Figure 5. KDM4A, but not KDM4B, binds with AR and suppresses AR target p27^kip1 by demethylating H3K4me3 in response to androgens in AN3CA cells.

A. AR expression in various EC cell lines; AN3CA cells were studied because of their low AR expression. B. AN3CA cells transiently transfected with mammalian expression vectors encoding AR or empty vector control were subject to co-IP using anti-AR or control antibodies before Western blotting using anti-KDM4B (B, left) or anti-KDM4A (B, right). C. KDM4A over-expression was confirmed by qRT-PCR in AN3CA cells. D. AN3CA cells were transiently transfected with either negative control (NC) or KDM4A expression plasmid (exKDM4A). Overexpression of KDM4A inhibited p27^kip1 mRNA expression in qRT-PCR assays in AN3CA cells E. the expression of other suppressor genes, including c-myc, did not affect p27^kip1 levels (D) *P < 0.05 compared with NC. ChIP for F. AR, G. KDM4A, H. H3K9me3, and I. H3K4me3 at the p27^kip1 promoter in AN3CA cells treated with DHT (100 nM) for 0, 60, or 180 min. *P < 0.05, **P < 0.01 compared with 0 min.

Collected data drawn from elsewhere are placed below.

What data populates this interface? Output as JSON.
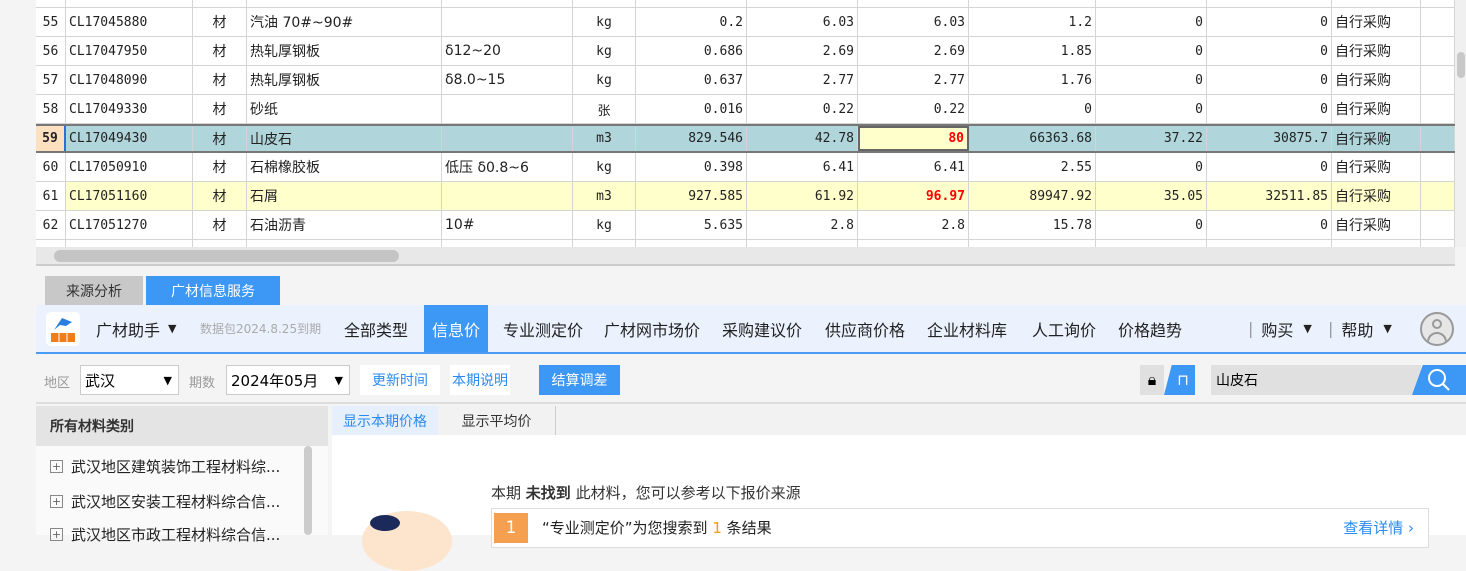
{
  "grid": {
    "rows": [
      {
        "no": "55",
        "code": "CL17045880",
        "type": "材",
        "name": "汽油 70#~90#",
        "spec": "",
        "unit": "kg",
        "qty": "0.2",
        "p1": "6.03",
        "p2": "6.03",
        "amt": "1.2",
        "diff": "0",
        "diffamt": "0",
        "source": "自行采购"
      },
      {
        "no": "56",
        "code": "CL17047950",
        "type": "材",
        "name": "热轧厚钢板",
        "spec": "δ12~20",
        "unit": "kg",
        "qty": "0.686",
        "p1": "2.69",
        "p2": "2.69",
        "amt": "1.85",
        "diff": "0",
        "diffamt": "0",
        "source": "自行采购"
      },
      {
        "no": "57",
        "code": "CL17048090",
        "type": "材",
        "name": "热轧厚钢板",
        "spec": "δ8.0~15",
        "unit": "kg",
        "qty": "0.637",
        "p1": "2.77",
        "p2": "2.77",
        "amt": "1.76",
        "diff": "0",
        "diffamt": "0",
        "source": "自行采购"
      },
      {
        "no": "58",
        "code": "CL17049330",
        "type": "材",
        "name": "砂纸",
        "spec": "",
        "unit": "张",
        "qty": "0.016",
        "p1": "0.22",
        "p2": "0.22",
        "amt": "0",
        "diff": "0",
        "diffamt": "0",
        "source": "自行采购"
      },
      {
        "no": "59",
        "code": "CL17049430",
        "type": "材",
        "name": "山皮石",
        "spec": "",
        "unit": "m3",
        "qty": "829.546",
        "p1": "42.78",
        "p2": "80",
        "amt": "66363.68",
        "diff": "37.22",
        "diffamt": "30875.7",
        "source": "自行采购",
        "state": "selected"
      },
      {
        "no": "60",
        "code": "CL17050910",
        "type": "材",
        "name": "石棉橡胶板",
        "spec": "低压 δ0.8~6",
        "unit": "kg",
        "qty": "0.398",
        "p1": "6.41",
        "p2": "6.41",
        "amt": "2.55",
        "diff": "0",
        "diffamt": "0",
        "source": "自行采购"
      },
      {
        "no": "61",
        "code": "CL17051160",
        "type": "材",
        "name": "石屑",
        "spec": "",
        "unit": "m3",
        "qty": "927.585",
        "p1": "61.92",
        "p2": "96.97",
        "amt": "89947.92",
        "diff": "35.05",
        "diffamt": "32511.85",
        "source": "自行采购",
        "state": "highlight"
      },
      {
        "no": "62",
        "code": "CL17051270",
        "type": "材",
        "name": "石油沥青",
        "spec": "10#",
        "unit": "kg",
        "qty": "5.635",
        "p1": "2.8",
        "p2": "2.8",
        "amt": "15.78",
        "diff": "0",
        "diffamt": "0",
        "source": "自行采购"
      }
    ]
  },
  "tabs": {
    "source": "来源分析",
    "service": "广材信息服务"
  },
  "toolbar": {
    "app": "广材助手",
    "package": "数据包2024.8.25到期",
    "nav": [
      "全部类型",
      "信息价",
      "专业测定价",
      "广材网市场价",
      "采购建议价",
      "供应商价格",
      "企业材料库",
      "人工询价",
      "价格趋势"
    ],
    "active": "信息价",
    "buy": "购买",
    "help": "帮助"
  },
  "filter": {
    "region_label": "地区",
    "region": "武汉",
    "period_label": "期数",
    "period": "2024年05月",
    "update": "更新时间",
    "note": "本期说明",
    "adjust": "结算调差",
    "search": "山皮石"
  },
  "left": {
    "title": "所有材料类别",
    "items": [
      "武汉地区建筑装饰工程材料综...",
      "武汉地区安装工程材料综合信...",
      "武汉地区市政工程材料综合信..."
    ]
  },
  "content": {
    "tabs": [
      "显示本期价格",
      "显示平均价"
    ],
    "msg_pre": "本期",
    "msg_bold": "未找到",
    "msg_post": "此材料，您可以参考以下报价来源",
    "result_no": "1",
    "result_pre": "“专业测定价”为您搜索到",
    "result_count": "1",
    "result_post": "条结果",
    "detail": "查看详情 ›"
  },
  "colors": {
    "accent": "#3d97f5",
    "selected": "#b0d6dc",
    "highlight": "#ffffcc"
  }
}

J. AN3CA cells were transiently transfected with either negative control (NC) or KDM4A siRNA (siKDM4A) in steroid-depleted media for 72 h with or without 180 min of exposure to 100 nM DHT before ChIP with an anti-AR antibody K. an anti-H3K9me3 antibody L. or an anti- H3K4me3 antibody M. and subsequently analyzed at the p27^kip1 promoter. Nonspecific IgG was used as a negative control. N. AN3CA cells were subject to transient transfection with either negative control or KDM4A (siKDM4A) siRNAs in steroid-depleted media for 48 h before 24 h of exposure to 100nM DHT followed by protein extraction. AR, KDM4A, p27^kip1 (N) and global histone modifications O. were assessed with Western blots. Histone H3 and β-actin were used as loading controls.